As for churches, most pews sit empty. This is particularly the case with more progressive churches. Houses of worship don’t have people. People don’t have spiritual vitality/integrity/and community. It would seem to solve the problem to bring the people back into the church and give them a nice minister—but you aren’t going, are you? And I don’t blame you. And I’m not going to ask you to either. But you do have a spiritual path and it’s waiting for you.
The way that you have the need to eat and drink, to love and learn, you have the need for spiritual integration. Because this concept is foreign to so many us, we assume we do not need it. We’ll take our spirituality with a trip to the crystal store and a yoga retreat, both good things. But you wouldn’t take your meals once a year would you?
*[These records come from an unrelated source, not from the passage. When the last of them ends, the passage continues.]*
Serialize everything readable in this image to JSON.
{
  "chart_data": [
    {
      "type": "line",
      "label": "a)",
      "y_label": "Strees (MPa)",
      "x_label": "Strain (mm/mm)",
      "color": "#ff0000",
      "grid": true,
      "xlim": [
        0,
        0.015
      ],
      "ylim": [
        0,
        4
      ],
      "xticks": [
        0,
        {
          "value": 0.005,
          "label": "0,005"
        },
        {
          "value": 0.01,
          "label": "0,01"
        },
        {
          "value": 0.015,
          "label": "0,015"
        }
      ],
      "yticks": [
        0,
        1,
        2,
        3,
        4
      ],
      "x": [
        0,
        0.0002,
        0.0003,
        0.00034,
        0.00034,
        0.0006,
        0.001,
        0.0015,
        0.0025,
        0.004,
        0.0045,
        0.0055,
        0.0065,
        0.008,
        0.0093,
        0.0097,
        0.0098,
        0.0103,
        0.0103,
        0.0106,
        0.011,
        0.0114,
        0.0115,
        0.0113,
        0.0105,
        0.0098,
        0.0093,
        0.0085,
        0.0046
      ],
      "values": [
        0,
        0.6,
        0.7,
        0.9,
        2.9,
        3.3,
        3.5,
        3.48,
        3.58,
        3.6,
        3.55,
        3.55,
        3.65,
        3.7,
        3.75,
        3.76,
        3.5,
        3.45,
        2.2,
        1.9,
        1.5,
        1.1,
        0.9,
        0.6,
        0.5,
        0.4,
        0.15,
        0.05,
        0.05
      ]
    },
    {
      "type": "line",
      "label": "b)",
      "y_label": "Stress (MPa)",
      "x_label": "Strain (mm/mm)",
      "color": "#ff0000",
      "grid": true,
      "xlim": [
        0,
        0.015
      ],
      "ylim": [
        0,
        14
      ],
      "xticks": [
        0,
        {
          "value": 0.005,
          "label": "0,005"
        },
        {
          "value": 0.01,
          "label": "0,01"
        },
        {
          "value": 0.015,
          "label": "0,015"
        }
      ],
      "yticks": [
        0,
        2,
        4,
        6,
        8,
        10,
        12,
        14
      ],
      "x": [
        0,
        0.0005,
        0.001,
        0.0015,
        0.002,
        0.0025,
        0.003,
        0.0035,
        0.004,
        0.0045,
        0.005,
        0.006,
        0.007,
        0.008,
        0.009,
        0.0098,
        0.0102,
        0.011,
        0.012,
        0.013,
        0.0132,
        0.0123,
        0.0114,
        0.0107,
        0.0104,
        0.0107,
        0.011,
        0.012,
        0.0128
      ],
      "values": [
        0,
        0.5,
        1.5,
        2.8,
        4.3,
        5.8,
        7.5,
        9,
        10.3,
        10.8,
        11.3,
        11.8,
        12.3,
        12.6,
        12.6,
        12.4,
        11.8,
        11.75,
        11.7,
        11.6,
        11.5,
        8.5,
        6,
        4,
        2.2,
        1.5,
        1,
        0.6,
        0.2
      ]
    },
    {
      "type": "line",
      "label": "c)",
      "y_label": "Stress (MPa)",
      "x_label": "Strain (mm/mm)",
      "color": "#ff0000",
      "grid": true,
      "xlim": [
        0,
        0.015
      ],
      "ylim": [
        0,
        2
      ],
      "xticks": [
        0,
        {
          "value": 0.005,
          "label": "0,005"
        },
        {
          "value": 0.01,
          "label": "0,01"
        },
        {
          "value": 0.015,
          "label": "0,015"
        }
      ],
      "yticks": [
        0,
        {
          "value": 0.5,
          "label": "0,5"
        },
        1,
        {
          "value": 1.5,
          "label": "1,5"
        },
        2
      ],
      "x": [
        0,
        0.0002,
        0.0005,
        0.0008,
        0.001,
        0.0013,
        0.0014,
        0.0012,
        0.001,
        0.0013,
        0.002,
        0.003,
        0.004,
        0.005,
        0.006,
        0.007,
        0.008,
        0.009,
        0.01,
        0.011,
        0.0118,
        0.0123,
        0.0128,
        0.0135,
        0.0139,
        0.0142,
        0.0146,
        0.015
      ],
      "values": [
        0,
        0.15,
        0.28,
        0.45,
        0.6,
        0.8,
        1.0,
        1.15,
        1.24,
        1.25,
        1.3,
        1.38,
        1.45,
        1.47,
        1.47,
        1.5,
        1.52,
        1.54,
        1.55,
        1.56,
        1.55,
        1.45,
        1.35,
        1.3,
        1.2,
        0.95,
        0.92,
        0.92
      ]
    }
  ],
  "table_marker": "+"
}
You wouldn’t drink every so often and hope the magic of water would keep you alive, right? Spiritual integration is the drawing in of our spiritual identity as something as worthy and important as our other identities and in fact as concurrent and inseparable from them.
Houses of worship, which have done a thousands things wrong, also hold space as places of the symbolic. Without them ceremony, rites, and the concept of sacred place for so many of us only exist in a space in which we might purchase something as a lone, independent person. I strongly believe in individual and independent spirituality. Actually, I don’t need to believe in it! It simply exists. But when we walk around feeling that something is MISSING from our lives, it truly is.
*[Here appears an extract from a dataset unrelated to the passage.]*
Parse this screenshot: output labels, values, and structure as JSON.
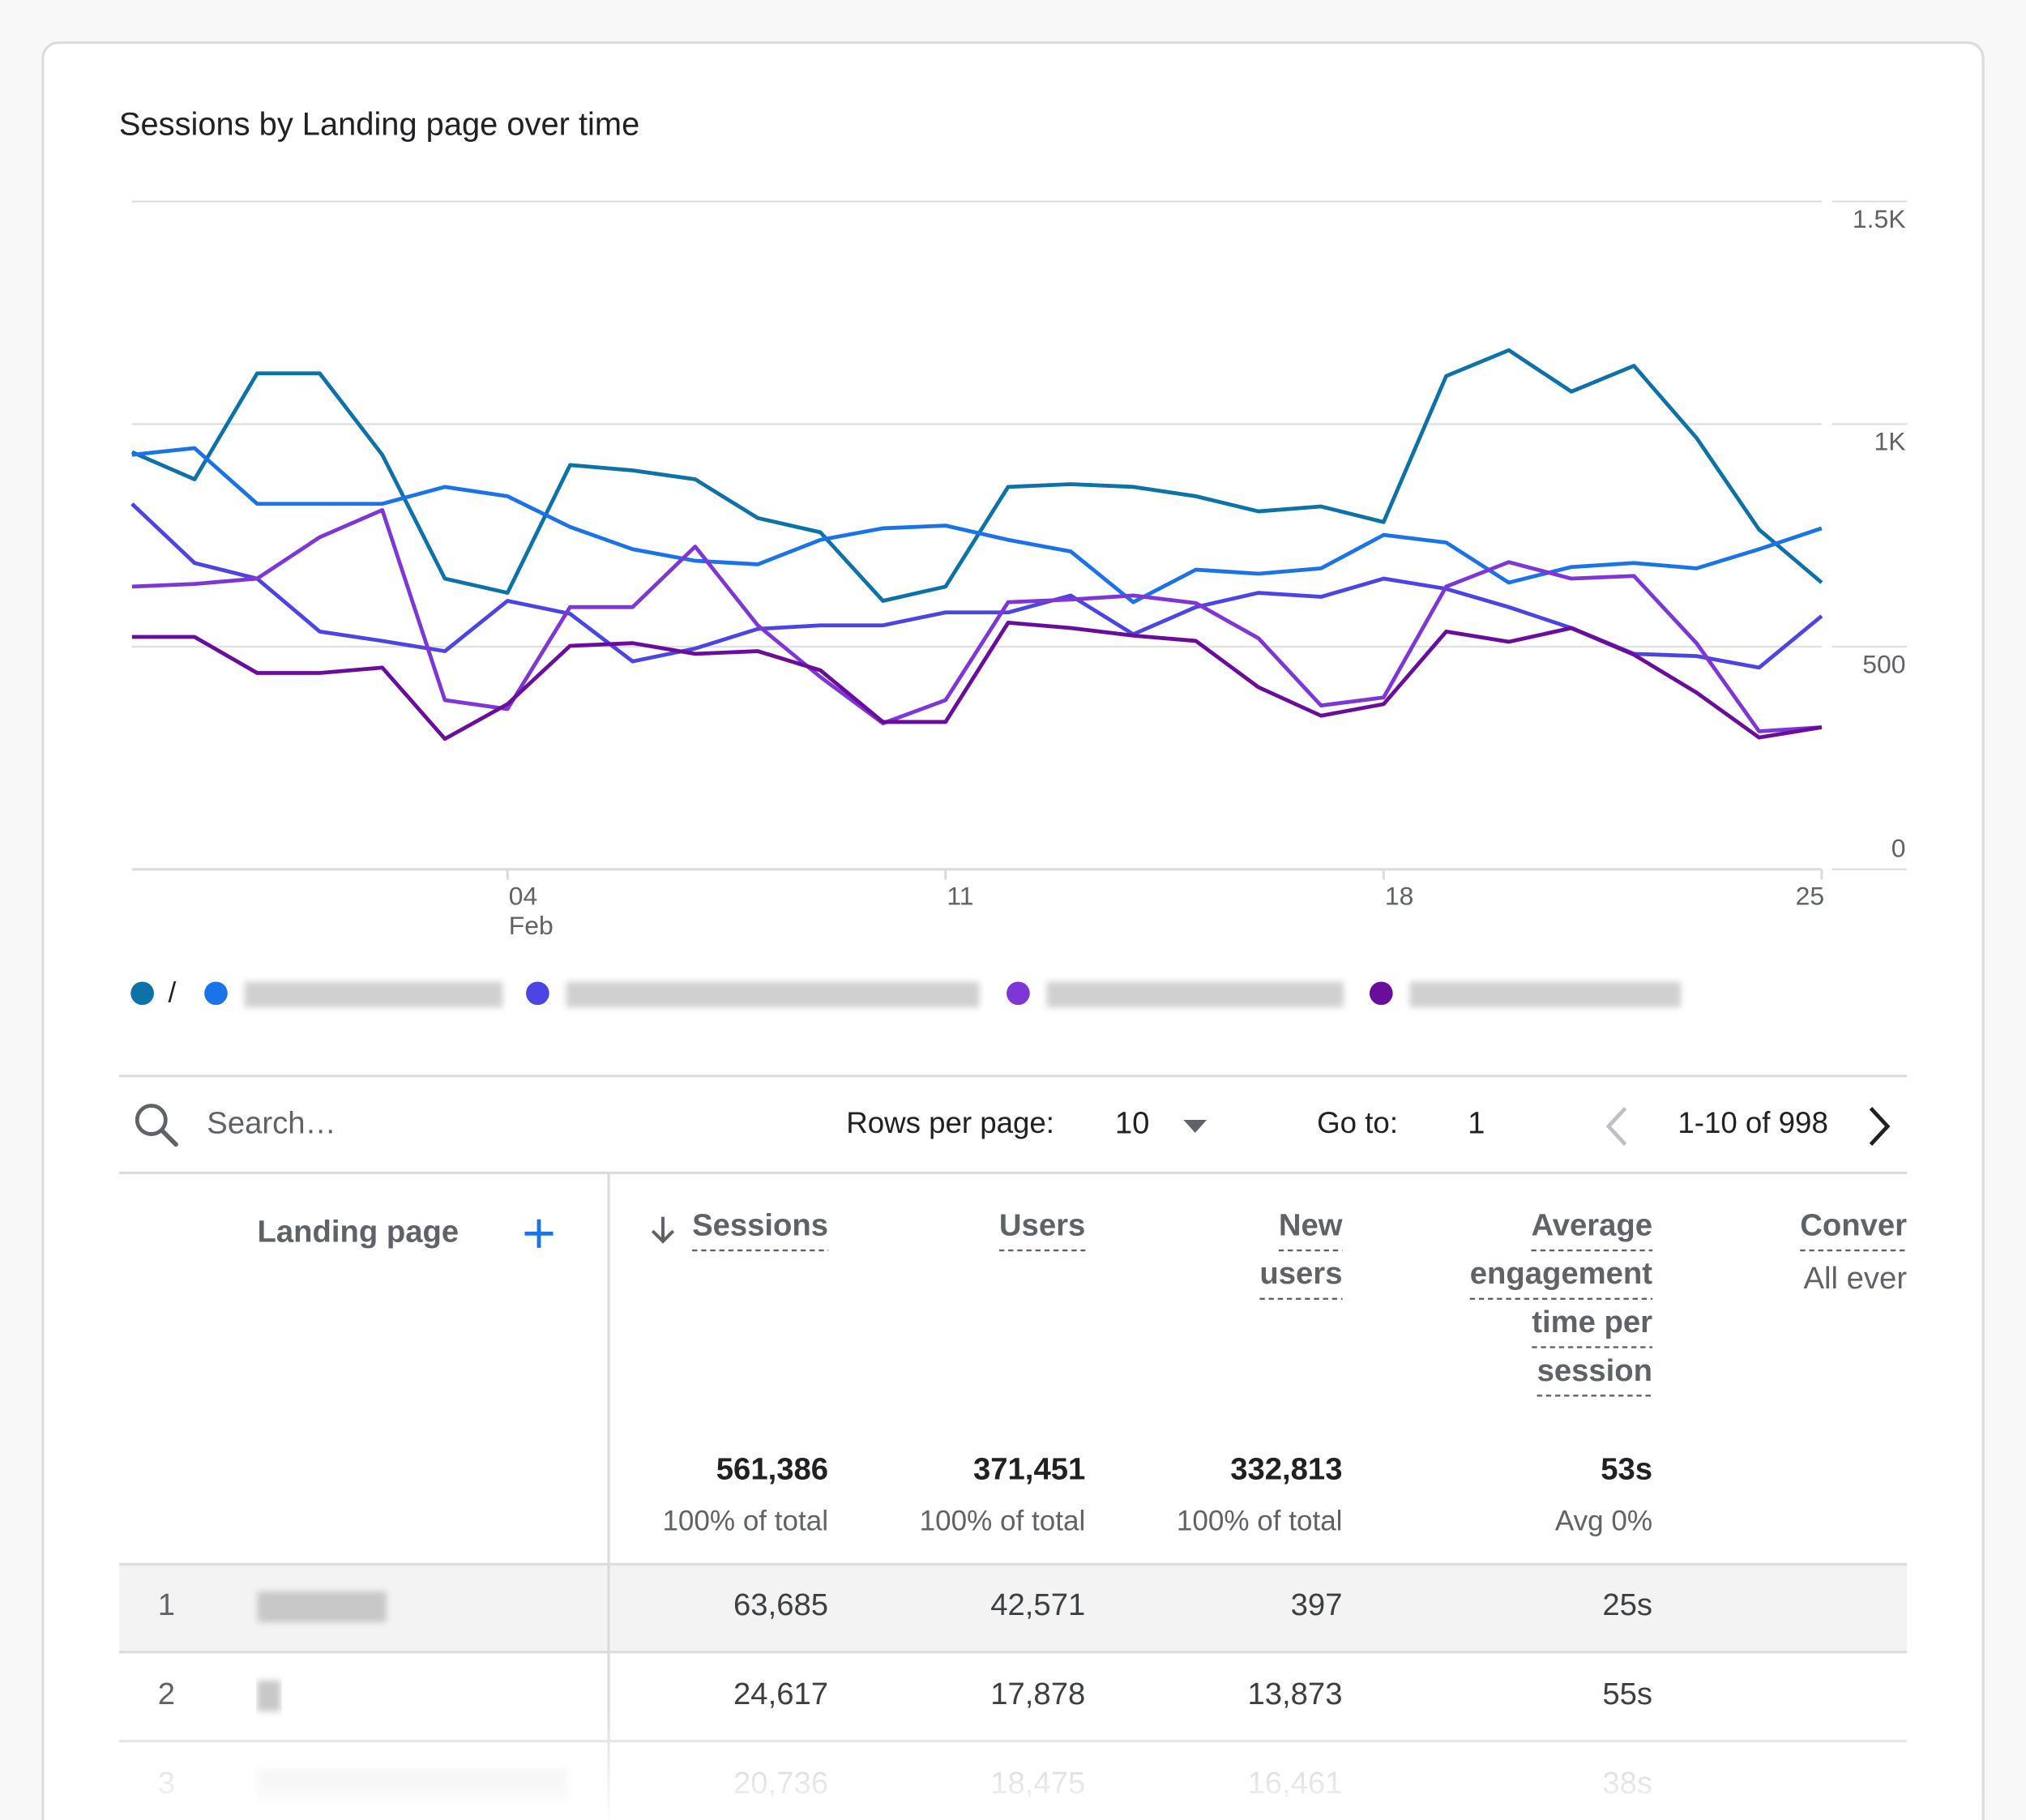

This country does not have spiritual health. We concern ourselves with what we look like—botox, diet, exercise—and our longevity—whole foods, relaxation, ongoing education but no person is whole who has not addressed their spiritual nature. And I mean NO PERSON.
I have worked with so many who are humanist, not-religious, not-interested and they, too, have a spiritual side. Getting lost in the language robs us of the chance to experience real health as a multifaceted creation. When people find their way back to that part of themselves, it’s incredible. It’s integration.
The thing about a spiritual perspective on life is that it will never belong to the view we get from the valley. By nature it’s an expansive, whole-system, whole-person, whole-society way of understanding ourselves. When we want MORE, this is the more that truly satisfies. And we know that. We know it’s not more money or stuff that will fill us up.
It’s also not more little of this and a little of that. For those of my generation, we have rightly and sanely rejected groups and systems that oppress—sometimes even when we love tradition. Then we have sampled from the buffet of modern spirituality. After which we wonder why we don’t feel full. Going broad without going deep cannot serve our naturally deep selves. We do that and we go on with our lives wondering: what’s missing?
Instead, when we acknowledge that whether we have a word for it or not, a part of us always resides in the spiritual dimension, requires regular spiritual food and water, and the chance to get into the deep end and swim, we get closer to the wholeness that we both long for and possess.
And now a little rant: So many of us would go to a nutritionist or a homeopath or a doctor or a therapist, but we would not approach a minister. I can appreciate that given how terrible so many have been. But many doctors are terrible, too. And therapists! A minister gets training specifically to serve a person’s spiritual unfolding. I love to see so many people who were once actors or comedians or landscapers doing spiritual work after a personal experience, but I wouldn’t go have my bone reset with a doctor who had a “realization” about bones. I’m all for realizations, don’t get me wrong, but having education, training and practice does make a difference. It also means we are getting spiritual care that isn’t about “a feeling,” but founded on research, academic study, practice, and accountability.
Ok, off my soap box now and back to the powerful idea that spiritual integration means, for lots of us, reclaiming a part of ourselves much neglected and having a joyful reunion that feels like real health. Sounds a lot better than church, doesn’t it?
Hi Sam!
This is the first of your newsletters that I’ve read and I loved it. Thanks for the candidness. As someone who has a difficult time finding spiritual integration, as I get older I realize that it’s sometimes literally under my nose. I’ve also found that, as you mentioned, it takes time, practice, and consistency.
Thanks.
Pilar
Hi Pilar! So happy to have you here. It is funny how often it’s “right there,” or often, “right where I wasn’t looking but not so far away!”